Acute Stress Disorder Treatment

Professionals may start by ruling out other disorders that can cause similar symptoms. They may also complete full psychiatric evaluations to determine the patient’s level of care needs. This process helps doctors decide if a person needs in-patient care for their safety.

Social workers may help if the person needs social services to deal with the trauma. A therapist can use CBT and other treatment styles to help the patient. Furthermore, some clients may need psychiatric help in the form of medication.


Episodic Acute Stress Disorder

This type of stress commonly affects the kind of people that others refer to as “Type A.” Patients experience outsized stress in reaction to stimuli. Sometimes, the stress is the result of unrealistic expectations of themselves. Like with acute stress disorder, the emotions are intense and not chronic. However, the triggers are different.

What is Episodic Acute Stress Disorder?

Someone with episodic acute stress experiences intense stress and life-or-death feelings in response to relatively mundane stressors. Although others may call these people “overly dramatic,” they just do not understand that Episodic Acute Stress Disorder is a real disease. Furthermore, the person with the disorder feels genuine stress that may make them think these situations are life-or-death.

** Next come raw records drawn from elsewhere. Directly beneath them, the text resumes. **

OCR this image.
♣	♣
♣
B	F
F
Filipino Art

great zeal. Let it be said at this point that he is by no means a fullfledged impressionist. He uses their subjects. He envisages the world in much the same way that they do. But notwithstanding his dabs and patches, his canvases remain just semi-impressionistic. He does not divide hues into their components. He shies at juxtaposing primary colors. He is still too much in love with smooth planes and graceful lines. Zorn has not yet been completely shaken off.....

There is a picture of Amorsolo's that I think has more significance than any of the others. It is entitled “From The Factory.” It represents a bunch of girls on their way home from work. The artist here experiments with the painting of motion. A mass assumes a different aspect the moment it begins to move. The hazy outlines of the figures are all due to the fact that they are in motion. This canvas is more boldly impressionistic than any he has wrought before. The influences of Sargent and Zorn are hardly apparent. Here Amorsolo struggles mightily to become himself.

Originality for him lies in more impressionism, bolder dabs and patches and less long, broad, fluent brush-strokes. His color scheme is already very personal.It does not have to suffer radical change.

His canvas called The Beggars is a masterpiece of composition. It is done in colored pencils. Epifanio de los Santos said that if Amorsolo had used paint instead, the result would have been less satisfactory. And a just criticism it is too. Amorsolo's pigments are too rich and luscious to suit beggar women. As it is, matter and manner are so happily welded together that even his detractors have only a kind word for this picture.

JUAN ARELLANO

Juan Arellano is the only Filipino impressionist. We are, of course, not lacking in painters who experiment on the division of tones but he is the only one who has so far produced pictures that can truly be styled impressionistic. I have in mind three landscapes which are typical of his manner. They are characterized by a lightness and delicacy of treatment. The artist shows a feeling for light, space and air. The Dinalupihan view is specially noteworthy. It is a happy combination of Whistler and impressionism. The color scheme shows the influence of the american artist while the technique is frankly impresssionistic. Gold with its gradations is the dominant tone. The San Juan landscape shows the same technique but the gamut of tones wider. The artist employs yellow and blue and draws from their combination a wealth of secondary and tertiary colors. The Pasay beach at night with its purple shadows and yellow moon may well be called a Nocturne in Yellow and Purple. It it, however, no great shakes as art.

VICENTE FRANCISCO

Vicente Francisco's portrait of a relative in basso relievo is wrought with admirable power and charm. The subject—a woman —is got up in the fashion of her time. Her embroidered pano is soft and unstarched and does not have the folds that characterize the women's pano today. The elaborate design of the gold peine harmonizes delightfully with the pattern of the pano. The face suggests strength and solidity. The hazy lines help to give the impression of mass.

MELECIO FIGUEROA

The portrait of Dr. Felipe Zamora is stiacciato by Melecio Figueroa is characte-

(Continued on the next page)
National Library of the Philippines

For example, someone may miss a deadline at work and immediately begin having an outsized reaction. Even if the person’s boss is not too angry, the patient may start thinking that she will lose her job, become homeless, and die on the streets. To her, the panic is a reasonable reaction, but in reality, it is hurting her.

Signs of Episodic Acute Stress Disorder

It can be difficult for people with this disorder to get the treatment they need because they feel as though the stress is the right reaction and their support system may dismiss the symptoms. Some signs of episodic stress include:

Left untreated, this disorder can lead to larger health problems, including:

  • Heart disease
  • Frequent headaches
  • Hypertension
Episodic Acute Stress Treatment

Lifestyle changes, therapy, and medication can all be part of a treatment plan for Episodic Acute Stress Disorder. Therapists may recommend lifestyle changes such as changing jobs or starting a physical exercise routine. CBT can help patients learn how to react to triggers healthily. Medication can help in those times when the stress is too much for the patient to handle.